Fast forward to the Second Coming of Jesus. Many believe it’s written that Jesus will return by descending from the clouds. What if this prophecy refers not to his mode of entry into the world but his arrival in your city? Perhaps “flying on the clouds” is an ancient way to describe airplanes. How else could someone thousands of years ago convey the idea of modern aviation?

Then there’s the prophecy that “all the world will see him at once.” Today, that’s not just plausible but commonplace. Half the world watched Lionel Messi during the last World Cup—on television and online. The technology exists for the Second Coming to be broadcast globally, ensuring everyone can witness the event simultaneously. Prophecies that seemed impossible centuries ago now align perfectly with current technology.

Media, Messiah, and the Modern Age

Another prophecy states that the Second Coming will be unmistakable. Imagine the level of media coverage if Jesus returned today. When the Pope visits a city, it’s global news. The returned Messiah would command exponentially greater attention. With 24/7 news cycles and instant global communication, his arrival would indeed be unmistakable.

Praying for the Kingdom

For 2,000 years, Christians have recited the Lord’s Prayer, taught by Jesus himself. The prayer addresses God, not Jesus, pleading, “Your kingdom come.” It’s a call for God to establish His rule on Earth.

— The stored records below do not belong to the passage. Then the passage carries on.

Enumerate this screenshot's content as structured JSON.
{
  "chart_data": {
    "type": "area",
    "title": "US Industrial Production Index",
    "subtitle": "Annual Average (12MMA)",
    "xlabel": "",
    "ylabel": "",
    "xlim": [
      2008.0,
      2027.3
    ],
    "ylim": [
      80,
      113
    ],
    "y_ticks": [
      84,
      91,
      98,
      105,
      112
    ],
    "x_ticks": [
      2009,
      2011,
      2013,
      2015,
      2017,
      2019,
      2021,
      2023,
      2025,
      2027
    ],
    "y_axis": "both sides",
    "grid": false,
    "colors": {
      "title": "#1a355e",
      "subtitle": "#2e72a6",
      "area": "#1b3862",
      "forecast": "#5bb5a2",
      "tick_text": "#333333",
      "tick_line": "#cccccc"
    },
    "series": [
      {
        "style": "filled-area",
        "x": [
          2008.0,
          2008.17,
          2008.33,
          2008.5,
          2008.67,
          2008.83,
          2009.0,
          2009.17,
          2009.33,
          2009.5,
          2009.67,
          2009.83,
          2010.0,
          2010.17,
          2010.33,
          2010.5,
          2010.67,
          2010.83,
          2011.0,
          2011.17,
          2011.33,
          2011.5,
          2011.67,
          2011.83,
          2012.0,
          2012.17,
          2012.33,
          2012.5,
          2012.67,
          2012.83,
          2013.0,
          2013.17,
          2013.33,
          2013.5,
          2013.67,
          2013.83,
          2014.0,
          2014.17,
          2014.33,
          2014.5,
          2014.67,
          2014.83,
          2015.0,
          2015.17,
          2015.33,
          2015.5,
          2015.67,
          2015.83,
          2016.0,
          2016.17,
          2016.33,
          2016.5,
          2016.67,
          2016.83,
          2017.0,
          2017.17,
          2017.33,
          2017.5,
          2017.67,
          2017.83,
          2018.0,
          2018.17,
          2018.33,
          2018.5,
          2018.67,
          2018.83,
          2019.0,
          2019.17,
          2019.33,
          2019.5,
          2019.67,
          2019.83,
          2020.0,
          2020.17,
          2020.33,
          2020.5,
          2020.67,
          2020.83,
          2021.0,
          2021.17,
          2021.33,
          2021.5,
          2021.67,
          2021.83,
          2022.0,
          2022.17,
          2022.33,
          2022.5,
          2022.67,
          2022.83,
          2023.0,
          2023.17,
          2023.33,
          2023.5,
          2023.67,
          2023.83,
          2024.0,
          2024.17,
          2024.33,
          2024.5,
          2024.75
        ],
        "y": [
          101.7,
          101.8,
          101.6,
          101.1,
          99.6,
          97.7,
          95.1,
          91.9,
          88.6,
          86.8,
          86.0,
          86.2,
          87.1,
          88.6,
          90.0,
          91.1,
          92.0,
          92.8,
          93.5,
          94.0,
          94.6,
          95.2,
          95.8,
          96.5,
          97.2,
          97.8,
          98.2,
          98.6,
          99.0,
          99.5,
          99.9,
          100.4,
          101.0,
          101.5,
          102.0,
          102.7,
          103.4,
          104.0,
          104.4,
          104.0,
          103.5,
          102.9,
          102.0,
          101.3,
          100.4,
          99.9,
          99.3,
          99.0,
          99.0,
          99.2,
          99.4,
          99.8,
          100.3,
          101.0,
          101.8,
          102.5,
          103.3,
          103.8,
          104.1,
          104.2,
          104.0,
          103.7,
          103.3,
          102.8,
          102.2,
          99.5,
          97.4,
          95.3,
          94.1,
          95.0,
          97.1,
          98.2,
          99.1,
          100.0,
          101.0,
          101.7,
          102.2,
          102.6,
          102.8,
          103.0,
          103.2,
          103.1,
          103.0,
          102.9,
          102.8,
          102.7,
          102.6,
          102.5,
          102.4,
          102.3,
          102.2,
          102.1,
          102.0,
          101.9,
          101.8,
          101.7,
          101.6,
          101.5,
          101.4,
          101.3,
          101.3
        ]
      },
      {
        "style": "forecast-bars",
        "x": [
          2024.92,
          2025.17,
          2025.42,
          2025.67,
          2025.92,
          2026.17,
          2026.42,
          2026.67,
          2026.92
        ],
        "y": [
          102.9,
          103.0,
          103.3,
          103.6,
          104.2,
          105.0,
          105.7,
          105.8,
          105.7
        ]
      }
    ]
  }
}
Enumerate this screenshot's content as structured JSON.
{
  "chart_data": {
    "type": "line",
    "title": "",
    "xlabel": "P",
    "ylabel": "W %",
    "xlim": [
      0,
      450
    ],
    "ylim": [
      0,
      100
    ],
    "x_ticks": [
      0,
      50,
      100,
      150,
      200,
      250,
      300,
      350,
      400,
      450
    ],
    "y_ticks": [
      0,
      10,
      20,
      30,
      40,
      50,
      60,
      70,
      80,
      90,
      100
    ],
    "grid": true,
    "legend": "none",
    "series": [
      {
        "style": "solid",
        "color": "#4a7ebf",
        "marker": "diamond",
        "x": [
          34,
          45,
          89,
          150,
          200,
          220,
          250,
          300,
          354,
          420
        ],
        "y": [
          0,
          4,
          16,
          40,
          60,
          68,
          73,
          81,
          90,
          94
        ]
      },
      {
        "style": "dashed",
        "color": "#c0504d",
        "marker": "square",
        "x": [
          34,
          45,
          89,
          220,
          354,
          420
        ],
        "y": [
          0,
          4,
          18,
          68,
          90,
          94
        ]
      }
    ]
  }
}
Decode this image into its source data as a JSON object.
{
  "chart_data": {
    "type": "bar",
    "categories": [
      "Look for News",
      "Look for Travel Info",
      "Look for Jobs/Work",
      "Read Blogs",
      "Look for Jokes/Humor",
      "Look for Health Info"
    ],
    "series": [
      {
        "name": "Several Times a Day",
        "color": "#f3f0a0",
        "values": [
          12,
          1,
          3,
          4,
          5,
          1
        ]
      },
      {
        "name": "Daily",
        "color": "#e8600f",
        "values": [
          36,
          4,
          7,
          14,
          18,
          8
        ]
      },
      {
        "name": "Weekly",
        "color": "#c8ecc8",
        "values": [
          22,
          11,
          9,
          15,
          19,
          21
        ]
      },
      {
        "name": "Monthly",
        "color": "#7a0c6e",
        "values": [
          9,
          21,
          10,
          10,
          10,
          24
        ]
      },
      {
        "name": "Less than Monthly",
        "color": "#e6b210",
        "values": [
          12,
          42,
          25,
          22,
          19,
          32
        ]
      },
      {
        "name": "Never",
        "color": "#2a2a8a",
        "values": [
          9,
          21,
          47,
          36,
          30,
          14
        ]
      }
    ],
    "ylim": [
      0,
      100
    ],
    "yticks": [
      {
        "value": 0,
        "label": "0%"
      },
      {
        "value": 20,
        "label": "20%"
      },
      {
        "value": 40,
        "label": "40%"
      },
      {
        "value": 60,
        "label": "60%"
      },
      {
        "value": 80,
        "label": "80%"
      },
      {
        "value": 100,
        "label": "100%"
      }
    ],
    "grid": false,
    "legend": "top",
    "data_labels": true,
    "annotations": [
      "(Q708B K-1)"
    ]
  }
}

Interestingly, Hindus have a similar expectation. They await the return of Lord Vishnu in his final incarnation as Kalki, who will end this age and usher in a new one. Previous incarnations of Vishnu—Rama, Krishna, Buddha—each marked pivotal moments in history. Could the age-ending prophecies in Christianity and Hinduism be describing the same event?

The Age to Come

In the Gospel, Jesus speaks of those who blaspheme the Holy Spirit, saying they will not be forgiven “in this age or the age to come.” This implies the current age will end, to be followed by a new one. The Book of Isaiah vividly describes this new age as one of universal peace and prosperity—a golden era where swords are beaten into plowshares.

Silicon Valley visionaries speak of an “Age of Abundance,” where advanced technology eradicates poverty and solves humanity’s greatest challenges. Could this be the age foretold by ancient prophecies? The convergence of spiritual and technological visions suggests that humanity might be on the cusp of something extraordinary.

A Final Thought

Prophecies are tricky because they require interpretation, and interpretation is shaped by context, culture, and belief. What seemed mysterious or impossible to ancient readers might be perfectly logical to us today. As we consider prophecies about the Messiah, the Second Coming, and the age to come, it’s worth asking: are we reading them with the right eyes? Only time will tell.